Federation Training has been thrown a $2.5 million emergency lifeline by the new Labor government to fund critical student support, which has been “sorely” lacking at the troubled institution.
Announcing the rescue payment to a cohort of trades students at the Yallourn campus on Thursday, Member for Eastern Victoria Region Harriet Shing said the money would fund a student support team aimed at keeping at-risk students engaged in training and help curb dropout rates.
“TAFE’s suffered more than $70 million in losses last year alone – and there are TAFE campuses across Victoria in financial strife,” Ms Shing said.
“The Labor Government is rebuilding our TAFE system and rescuing campuses like Yallourn, so young people across Gippsland can get the skills they need for the jobs they want.”
Fed Training – formed last year through the merger of GippsTAFE and AdvanceTAFE – has continued under a cloud of uncertainty through ongoing organisational and course restructures, forced largely by widespread funding cuts by the former Coalition government.
The fresh lifeline comes as part of a fast-tracked $20 million instalment from Labor’s new $320 million TAFE Rescue Fund.
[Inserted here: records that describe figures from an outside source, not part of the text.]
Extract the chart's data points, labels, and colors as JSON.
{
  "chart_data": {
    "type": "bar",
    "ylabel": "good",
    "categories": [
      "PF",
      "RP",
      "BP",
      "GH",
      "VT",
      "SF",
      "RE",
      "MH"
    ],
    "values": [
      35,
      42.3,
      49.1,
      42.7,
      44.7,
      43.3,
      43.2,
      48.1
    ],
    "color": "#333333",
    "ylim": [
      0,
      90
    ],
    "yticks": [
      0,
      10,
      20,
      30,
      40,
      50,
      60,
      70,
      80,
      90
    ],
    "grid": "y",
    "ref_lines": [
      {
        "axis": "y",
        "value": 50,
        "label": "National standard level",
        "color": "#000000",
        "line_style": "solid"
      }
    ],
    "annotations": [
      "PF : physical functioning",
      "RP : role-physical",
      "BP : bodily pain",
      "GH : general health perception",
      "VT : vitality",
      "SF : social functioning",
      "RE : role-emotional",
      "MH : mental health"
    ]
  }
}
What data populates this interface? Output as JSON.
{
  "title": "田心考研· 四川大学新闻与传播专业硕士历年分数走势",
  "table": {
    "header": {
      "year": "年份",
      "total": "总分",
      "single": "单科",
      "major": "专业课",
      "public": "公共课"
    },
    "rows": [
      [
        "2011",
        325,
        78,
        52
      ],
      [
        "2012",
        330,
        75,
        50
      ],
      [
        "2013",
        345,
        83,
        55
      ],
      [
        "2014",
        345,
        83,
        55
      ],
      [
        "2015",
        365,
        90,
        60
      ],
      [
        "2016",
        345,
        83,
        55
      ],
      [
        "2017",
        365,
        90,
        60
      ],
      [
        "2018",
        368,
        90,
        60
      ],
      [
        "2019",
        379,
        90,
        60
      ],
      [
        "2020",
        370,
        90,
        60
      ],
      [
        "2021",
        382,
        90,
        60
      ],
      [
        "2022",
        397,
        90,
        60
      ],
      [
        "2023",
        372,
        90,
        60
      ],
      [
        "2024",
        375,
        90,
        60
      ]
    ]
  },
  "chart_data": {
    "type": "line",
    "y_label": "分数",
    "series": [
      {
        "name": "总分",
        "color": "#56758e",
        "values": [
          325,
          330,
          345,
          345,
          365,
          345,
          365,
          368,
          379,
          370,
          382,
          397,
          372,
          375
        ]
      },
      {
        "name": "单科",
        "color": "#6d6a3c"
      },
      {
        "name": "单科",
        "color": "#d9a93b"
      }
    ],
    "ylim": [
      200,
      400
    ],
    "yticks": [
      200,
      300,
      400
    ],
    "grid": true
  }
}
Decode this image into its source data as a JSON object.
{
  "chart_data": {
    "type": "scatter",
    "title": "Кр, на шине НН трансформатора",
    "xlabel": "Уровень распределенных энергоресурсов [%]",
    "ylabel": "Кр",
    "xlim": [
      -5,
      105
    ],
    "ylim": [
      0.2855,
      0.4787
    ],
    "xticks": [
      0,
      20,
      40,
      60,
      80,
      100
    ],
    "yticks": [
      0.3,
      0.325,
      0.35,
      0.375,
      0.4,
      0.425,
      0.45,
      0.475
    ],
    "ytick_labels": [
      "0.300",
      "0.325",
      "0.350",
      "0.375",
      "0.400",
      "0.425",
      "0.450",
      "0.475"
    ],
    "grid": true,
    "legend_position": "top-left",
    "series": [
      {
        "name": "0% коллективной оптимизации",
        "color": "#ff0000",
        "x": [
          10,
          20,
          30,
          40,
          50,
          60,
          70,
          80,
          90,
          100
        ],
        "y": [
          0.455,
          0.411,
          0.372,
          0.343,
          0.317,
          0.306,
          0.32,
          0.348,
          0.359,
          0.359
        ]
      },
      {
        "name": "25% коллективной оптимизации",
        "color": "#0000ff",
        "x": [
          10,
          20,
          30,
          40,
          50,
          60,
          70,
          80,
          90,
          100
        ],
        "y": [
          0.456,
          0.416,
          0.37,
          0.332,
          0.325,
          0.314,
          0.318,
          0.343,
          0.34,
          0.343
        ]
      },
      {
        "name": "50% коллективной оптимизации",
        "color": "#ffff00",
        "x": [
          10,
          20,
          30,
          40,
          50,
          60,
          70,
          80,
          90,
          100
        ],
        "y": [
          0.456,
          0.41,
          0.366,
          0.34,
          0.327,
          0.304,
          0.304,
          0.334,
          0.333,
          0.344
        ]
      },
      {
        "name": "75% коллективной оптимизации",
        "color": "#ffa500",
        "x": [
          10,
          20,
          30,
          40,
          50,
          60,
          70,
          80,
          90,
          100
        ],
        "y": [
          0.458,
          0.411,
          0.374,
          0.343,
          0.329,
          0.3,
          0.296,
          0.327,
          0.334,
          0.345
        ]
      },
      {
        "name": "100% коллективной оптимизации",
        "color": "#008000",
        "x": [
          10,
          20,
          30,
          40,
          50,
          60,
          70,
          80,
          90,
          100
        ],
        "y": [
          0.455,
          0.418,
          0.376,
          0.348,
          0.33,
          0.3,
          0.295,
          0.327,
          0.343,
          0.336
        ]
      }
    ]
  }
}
Ms Shing said with a 25 per cent non-completion rate it was important Gippsland got its fair share of the fund.
Fed Training chief executive Wendy Wood said the organisation had been unable to give students proper career advice for the last four years.
“This week one teacher had 120 calls in backlog from students who didn’t know whether they were in the right course,” Ms Wood said.
“This causes enormous stress for students and is a large factor in drop outs.”
She said the rescue package could save up to 20 further positions across the institution by redeploying excess teachers across the organisation into new roles created through the new ‘support team’, and allow the institution to actually pay teachers’ salaries “instead of downsizing further”.
The student support team’s core role will help teaching staff monitor and identify students lacking basic foundation skills which in past years would “often fly under the radar”.
Having faced an 18 per cent drop in apprentice numbers, Ms Wood said the organisation was “anxiously awaiting” final enrolment figures, which would become clear in March, adding she believed the institution had finally stemmed the enrolment decline experienced over the last three years.
However Ms Wood said the organisation still had “some tough decisions ahead”.
“We won’t be letting them off the hook yet,” Ms Woods said, flagging intentions to secure more government ‘rescue funding’ to upgrade ageing ‘hands on’ trades equipment across Fed Training’s Gippsland campuses.